Table 3. Permeability reduction for different conditions of salinities precipitation.
Salinity concentration (% by weight) | ||||||
5% | 15% | 25% | ||||
Sg0 | Precipitation range (cumulative mass produced) | Reduction of K (range of Sg) | Precipitation range (cumulative mass produced) | Reduction of K (range of Sg) | Precipitation range (cumulative mass produced) | Reduction of K (range of Sg) |
0.05 | 85 | 10.0 - 9.7 | 60-80 | 9.7 - 6.3 | 40-50 | 3.3 - 0 |
(0.92 - 0.99) | (0.72 - 0.95) | (0.40- 0.67) | ||||
0.15 | 70-80 | 9.7 - 9.0 | 55-80 | 9.7 - 6.1 | 35-45 | 3.1 - 0 |
(0.87 - 0.98) | (0.67 - 0.95) | (0.48 - 0.70) | ||||
0.30 | 75-85 | 9.8 - 9.0 | 50-80 | 9.7 - 6.2 | 25-35 | 4.4 - 0 |
(0.88 - 0.98) | (0.70 - 0.95) | (0.50 - 0.69) | ||||
0.45 | 70-85 | 9.6 - 8.8 | 45-80 | 9.3 - 6.7 | 20-25 | 1.1 - 0 |
(0.90 - 0.99) | (0.74 - 0.96) | (0.58 - 0.67) |
Complete obstruction of the pores is observed for the case of 25% salinity by weight (Figure 4; Table 3). This obstruction leads to a reduction of 100% in the permeability of the rock formation, occurring at earlier stages as the initial gas saturation increases. A reduction in permeability of 100% implies that the saturation of solids (precipitated salts) reached a value of 0.2, according to the tubes in series model of Verma and Pruess (1988); considering ∅C = t = 0.8.
Conclusions
The inflow type-curves obtained in this study show the behavior of the mass productivity that may occur in a geothermal field as a function of their thermophysical parameters at different initial conditions of concentration of dissolved salts and gas saturation in the mixture.

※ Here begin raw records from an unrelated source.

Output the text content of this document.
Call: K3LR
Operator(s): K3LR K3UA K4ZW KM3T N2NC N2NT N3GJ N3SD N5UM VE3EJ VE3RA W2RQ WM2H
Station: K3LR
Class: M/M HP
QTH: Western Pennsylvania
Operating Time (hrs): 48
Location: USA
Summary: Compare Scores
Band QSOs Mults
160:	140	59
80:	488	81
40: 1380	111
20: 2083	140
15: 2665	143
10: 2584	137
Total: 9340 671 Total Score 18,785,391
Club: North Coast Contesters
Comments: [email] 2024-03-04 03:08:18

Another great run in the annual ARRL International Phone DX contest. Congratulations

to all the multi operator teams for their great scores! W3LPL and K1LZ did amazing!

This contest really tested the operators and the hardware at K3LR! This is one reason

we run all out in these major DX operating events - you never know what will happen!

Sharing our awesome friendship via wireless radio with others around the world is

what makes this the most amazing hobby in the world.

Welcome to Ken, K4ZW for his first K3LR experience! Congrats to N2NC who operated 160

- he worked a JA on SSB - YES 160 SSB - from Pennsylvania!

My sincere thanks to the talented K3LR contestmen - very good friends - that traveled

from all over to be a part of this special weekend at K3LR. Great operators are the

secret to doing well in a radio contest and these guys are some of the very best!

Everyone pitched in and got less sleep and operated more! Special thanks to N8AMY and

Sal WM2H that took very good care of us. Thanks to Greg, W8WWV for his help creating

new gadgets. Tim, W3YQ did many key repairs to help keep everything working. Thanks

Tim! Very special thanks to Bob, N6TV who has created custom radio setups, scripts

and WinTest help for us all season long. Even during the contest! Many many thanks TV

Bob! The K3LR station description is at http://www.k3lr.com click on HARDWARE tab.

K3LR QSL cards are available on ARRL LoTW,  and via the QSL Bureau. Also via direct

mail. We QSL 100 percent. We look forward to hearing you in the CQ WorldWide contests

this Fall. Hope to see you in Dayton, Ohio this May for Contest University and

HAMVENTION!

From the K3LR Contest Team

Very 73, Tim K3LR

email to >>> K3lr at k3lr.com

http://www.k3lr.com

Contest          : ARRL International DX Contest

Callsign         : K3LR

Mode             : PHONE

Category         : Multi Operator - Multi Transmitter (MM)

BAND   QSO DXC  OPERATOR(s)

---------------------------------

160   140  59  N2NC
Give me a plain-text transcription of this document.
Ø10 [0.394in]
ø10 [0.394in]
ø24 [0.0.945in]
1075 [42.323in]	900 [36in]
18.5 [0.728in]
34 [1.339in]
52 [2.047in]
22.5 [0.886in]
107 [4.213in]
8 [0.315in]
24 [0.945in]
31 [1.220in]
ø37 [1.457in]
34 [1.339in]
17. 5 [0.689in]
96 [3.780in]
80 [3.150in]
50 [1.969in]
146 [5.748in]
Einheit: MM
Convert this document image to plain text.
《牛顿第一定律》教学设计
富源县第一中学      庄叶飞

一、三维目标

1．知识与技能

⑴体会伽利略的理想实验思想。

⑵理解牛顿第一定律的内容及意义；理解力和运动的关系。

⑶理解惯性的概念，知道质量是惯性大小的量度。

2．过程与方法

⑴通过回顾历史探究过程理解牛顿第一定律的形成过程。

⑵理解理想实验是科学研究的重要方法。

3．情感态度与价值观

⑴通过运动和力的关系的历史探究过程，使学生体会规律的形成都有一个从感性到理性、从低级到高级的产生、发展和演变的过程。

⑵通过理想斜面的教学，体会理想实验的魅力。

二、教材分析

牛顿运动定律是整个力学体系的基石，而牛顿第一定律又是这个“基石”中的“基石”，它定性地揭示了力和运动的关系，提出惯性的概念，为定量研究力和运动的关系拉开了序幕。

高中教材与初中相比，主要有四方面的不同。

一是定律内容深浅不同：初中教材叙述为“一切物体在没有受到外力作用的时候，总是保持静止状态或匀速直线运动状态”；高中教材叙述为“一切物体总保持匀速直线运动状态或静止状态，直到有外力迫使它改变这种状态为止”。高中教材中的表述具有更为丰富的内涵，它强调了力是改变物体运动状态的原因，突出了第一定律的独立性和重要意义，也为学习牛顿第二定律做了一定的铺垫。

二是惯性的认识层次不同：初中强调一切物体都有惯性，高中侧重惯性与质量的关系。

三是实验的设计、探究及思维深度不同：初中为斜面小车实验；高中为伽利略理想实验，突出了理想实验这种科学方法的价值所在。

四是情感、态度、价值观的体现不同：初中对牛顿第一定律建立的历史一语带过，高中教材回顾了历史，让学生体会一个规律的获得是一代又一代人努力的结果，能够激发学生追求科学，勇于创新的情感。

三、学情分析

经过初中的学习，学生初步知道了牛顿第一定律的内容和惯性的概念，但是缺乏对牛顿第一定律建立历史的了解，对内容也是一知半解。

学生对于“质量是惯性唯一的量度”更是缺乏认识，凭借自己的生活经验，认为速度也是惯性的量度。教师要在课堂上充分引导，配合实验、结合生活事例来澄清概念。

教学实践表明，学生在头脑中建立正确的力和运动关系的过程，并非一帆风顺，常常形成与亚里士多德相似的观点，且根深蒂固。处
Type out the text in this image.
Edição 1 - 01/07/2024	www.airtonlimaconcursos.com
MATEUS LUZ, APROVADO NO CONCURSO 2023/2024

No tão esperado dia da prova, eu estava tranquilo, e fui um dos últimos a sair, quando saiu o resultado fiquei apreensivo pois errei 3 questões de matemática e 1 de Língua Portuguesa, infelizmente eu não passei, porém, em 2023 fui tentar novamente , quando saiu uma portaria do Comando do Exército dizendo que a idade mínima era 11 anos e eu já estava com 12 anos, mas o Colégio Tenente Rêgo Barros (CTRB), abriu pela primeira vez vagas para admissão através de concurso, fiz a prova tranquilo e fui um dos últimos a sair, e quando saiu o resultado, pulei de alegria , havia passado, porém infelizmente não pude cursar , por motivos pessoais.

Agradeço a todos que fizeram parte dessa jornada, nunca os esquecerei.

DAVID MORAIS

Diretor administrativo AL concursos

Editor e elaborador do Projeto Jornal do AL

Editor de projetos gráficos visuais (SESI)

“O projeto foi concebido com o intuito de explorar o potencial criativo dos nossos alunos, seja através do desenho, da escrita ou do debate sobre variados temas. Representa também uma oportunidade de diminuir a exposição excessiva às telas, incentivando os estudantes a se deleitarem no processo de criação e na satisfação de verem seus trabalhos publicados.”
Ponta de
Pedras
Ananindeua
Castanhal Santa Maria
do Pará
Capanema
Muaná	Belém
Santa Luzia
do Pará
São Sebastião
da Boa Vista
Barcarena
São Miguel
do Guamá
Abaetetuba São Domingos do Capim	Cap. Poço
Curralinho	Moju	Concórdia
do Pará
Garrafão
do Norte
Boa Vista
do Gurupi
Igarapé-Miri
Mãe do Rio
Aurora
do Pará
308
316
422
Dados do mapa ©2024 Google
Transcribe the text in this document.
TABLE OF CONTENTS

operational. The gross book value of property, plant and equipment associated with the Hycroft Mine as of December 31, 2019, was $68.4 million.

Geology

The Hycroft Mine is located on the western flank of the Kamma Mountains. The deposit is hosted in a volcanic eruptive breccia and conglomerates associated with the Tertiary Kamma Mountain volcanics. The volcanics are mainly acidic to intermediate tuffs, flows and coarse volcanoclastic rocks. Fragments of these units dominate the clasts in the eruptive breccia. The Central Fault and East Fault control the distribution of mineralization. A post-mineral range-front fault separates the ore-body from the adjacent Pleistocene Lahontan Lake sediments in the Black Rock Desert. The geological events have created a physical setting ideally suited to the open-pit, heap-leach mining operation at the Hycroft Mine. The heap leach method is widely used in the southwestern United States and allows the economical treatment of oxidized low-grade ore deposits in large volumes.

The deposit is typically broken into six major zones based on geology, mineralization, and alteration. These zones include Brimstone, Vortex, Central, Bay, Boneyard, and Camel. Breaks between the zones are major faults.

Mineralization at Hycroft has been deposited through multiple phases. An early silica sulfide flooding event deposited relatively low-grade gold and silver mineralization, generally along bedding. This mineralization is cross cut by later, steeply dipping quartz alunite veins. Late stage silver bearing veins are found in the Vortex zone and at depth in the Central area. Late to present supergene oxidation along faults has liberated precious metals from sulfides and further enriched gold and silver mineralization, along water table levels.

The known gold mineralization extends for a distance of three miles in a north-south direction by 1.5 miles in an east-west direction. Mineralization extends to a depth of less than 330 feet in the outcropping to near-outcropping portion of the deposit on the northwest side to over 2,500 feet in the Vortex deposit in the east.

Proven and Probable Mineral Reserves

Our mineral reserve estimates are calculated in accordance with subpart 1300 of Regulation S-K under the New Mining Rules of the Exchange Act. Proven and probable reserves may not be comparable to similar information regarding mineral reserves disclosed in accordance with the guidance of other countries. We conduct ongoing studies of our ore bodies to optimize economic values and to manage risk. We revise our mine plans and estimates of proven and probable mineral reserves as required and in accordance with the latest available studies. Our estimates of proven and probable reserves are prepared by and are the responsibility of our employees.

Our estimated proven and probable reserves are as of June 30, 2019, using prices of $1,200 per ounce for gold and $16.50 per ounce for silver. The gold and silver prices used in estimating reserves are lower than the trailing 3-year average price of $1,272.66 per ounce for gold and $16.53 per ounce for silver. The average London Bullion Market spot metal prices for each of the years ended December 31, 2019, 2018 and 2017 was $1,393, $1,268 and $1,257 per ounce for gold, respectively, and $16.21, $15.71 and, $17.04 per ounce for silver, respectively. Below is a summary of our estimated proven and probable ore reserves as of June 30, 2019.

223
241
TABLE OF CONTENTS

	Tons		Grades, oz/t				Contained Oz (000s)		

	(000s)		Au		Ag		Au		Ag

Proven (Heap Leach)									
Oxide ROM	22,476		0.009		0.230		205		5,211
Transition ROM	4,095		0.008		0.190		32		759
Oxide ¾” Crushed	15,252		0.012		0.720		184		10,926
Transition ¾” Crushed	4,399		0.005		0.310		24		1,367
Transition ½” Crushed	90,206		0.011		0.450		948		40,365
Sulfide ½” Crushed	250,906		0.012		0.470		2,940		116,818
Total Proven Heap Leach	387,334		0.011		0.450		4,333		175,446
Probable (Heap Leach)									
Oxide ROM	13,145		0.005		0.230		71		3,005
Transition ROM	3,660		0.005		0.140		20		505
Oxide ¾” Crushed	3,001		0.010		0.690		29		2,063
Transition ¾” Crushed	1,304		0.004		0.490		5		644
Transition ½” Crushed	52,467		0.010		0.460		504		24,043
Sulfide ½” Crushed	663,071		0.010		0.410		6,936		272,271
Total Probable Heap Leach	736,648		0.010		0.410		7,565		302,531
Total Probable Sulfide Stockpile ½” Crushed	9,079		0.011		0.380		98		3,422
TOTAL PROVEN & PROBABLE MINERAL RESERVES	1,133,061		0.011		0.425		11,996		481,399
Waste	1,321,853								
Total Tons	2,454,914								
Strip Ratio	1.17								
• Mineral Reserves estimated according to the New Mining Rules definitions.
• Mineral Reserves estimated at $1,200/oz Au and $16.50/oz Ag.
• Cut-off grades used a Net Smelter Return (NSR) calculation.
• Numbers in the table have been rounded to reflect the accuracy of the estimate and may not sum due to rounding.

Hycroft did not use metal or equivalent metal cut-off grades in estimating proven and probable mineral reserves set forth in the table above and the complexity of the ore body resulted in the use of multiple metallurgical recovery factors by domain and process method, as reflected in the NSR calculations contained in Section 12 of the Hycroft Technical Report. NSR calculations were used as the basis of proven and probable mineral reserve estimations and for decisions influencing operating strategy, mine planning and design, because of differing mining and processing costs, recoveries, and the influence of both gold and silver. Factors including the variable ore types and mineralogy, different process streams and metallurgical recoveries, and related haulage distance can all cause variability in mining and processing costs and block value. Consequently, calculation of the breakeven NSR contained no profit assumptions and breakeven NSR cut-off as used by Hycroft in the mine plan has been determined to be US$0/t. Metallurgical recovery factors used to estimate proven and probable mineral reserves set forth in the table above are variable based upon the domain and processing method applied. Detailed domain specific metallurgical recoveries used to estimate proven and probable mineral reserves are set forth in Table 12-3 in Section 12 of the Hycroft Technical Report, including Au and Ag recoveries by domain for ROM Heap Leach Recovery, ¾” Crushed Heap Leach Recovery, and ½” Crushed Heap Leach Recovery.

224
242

Three well delimited zones were identified in the obtained type-curves: a) zones without salts precipitation; b) transition zones; and c) zones with salts precipitation.
It is concluded that with higher initial salts concentration and with increased gas saturation, the productivity of the well greatly decreases due to the difficulty to extract the fluid from the reservoir caused by the precipitation of salts. The precipitation of salts reduces the permeability of the rock formation and can reach critical conditions obstructing the flow in the reservoir.
The reduction in permeability is not significant for the case of lowest salt concentration (5%), independently of the initial gas saturation.
However, the effect becomes evident as the initial salts concentration increase, reaching complete obstruction of the pores for case of highest salts concentration (25%).
The use of these type-curves could become a complementary tool for the analysis of the productivity of the wells and for the selection of proper strategies for the correct exploitation of geothermal fields.